Na dúvida sobre os estoques da China e sua influência nos preços internacionais, os produtores brasileiros já venderam pelo menos 450 mil toneladas da safra 2006/07, que começou a ser plantada neste mês, e negociaram outras 110 mil toneladas do ciclo 2007/08. E já discutem com seus corretores as melhores ofertas para a safra 2008/09.

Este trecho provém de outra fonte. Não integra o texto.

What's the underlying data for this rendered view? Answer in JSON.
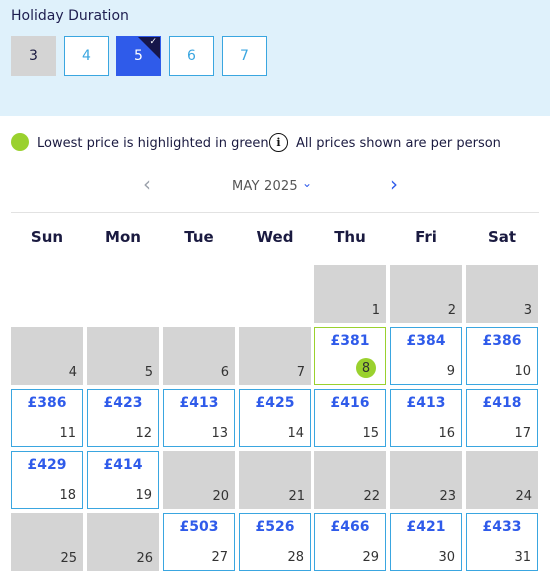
{
  "duration": {
    "title": "Holiday Duration",
    "options": [
      {
        "label": "3",
        "state": "disabled"
      },
      {
        "label": "4",
        "state": "normal"
      },
      {
        "label": "5",
        "state": "selected"
      },
      {
        "label": "6",
        "state": "normal"
      },
      {
        "label": "7",
        "state": "normal"
      }
    ],
    "selected_check": "✓"
  },
  "legend": {
    "lowest_text": "Lowest price is highlighted in green",
    "info_icon": "i",
    "info_text": "All prices shown are per person"
  },
  "month_nav": {
    "prev_icon": "‹",
    "label": "MAY 2025",
    "dropdown_icon": "⌄",
    "next_icon": "›"
  },
  "weekdays": [
    "Sun",
    "Mon",
    "Tue",
    "Wed",
    "Thu",
    "Fri",
    "Sat"
  ],
  "days": [
    {
      "day": "1",
      "price": null
    },
    {
      "day": "2",
      "price": null
    },
    {
      "day": "3",
      "price": null
    },
    {
      "day": "4",
      "price": null
    },
    {
      "day": "5",
      "price": null
    },
    {
      "day": "6",
      "price": null
    },
    {
      "day": "7",
      "price": null
    },
    {
      "day": "8",
      "price": "£381",
      "lowest": true
    },
    {
      "day": "9",
      "price": "£384"
    },
    {
      "day": "10",
      "price": "£386"
    },
    {
      "day": "11",
      "price": "£386"
    },
    {
      "day": "12",
      "price": "£423"
    },
    {
      "day": "13",
      "price": "£413"
    },
    {
      "day": "14",
      "price": "£425"
    },
    {
      "day": "15",
      "price": "£416"
    },
    {
      "day": "16",
      "price": "£413"
    },
    {
      "day": "17",
      "price": "£418"
    },
    {
      "day": "18",
      "price": "£429"
    },
    {
      "day": "19",
      "price": "£414"
    },
    {
      "day": "20",
      "price": null
    },
    {
      "day": "21",
      "price": null
    },
    {
      "day": "22",
      "price": null
    },
    {
      "day": "23",
      "price": null
    },
    {
      "day": "24",
      "price": null
    },
    {
      "day": "25",
      "price": null
    },
    {
      "day": "26",
      "price": null
    },
    {
      "day": "27",
      "price": "£503"
    },
    {
      "day": "28",
      "price": "£526"
    },
    {
      "day": "29",
      "price": "£466"
    },
    {
      "day": "30",
      "price": "£421"
    },
    {
      "day": "31",
      "price": "£433"
    }
  ],
  "colors": {
    "accent_blue": "#2f5bea",
    "border_blue": "#3aa6e0",
    "lowest_green": "#9ad12e",
    "unavailable_grey": "#d4d4d4",
    "panel_bg": "#dff1fb"
  }
}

O diretor-executivo do ICAC, Terry Townsend, afirma que a demanda da China por algodão colaborou para uma "distorção" das projeções, mas admitiu as dificuldades de previsão. "As compras chinesas subiram de repente para 4 milhões de toneladas. Não temos dados suficientes para saber o que está ocorrendo", disse. O ICAC estima que a China deve consumir 10,5 milhões de toneladas de algodão no ciclo 2006/07 - ou seja, 600 mil toneladas acima da safra 2005/06.

A forte demanda da China deve elevar o consumo mundial de algodão para 25,7 milhões de toneladas nesta safra, o que ficará bem acima da produção total, estimada em 24,7 milhões de toneladas. "O comportamento dos preços internacionais dependerá de números confiáveis sobre os estoques da China. Ainda não sabemos ao certo se haverá déficit", declara o diretor econômico da representação de Taiwan nos EUA, Francis Liang.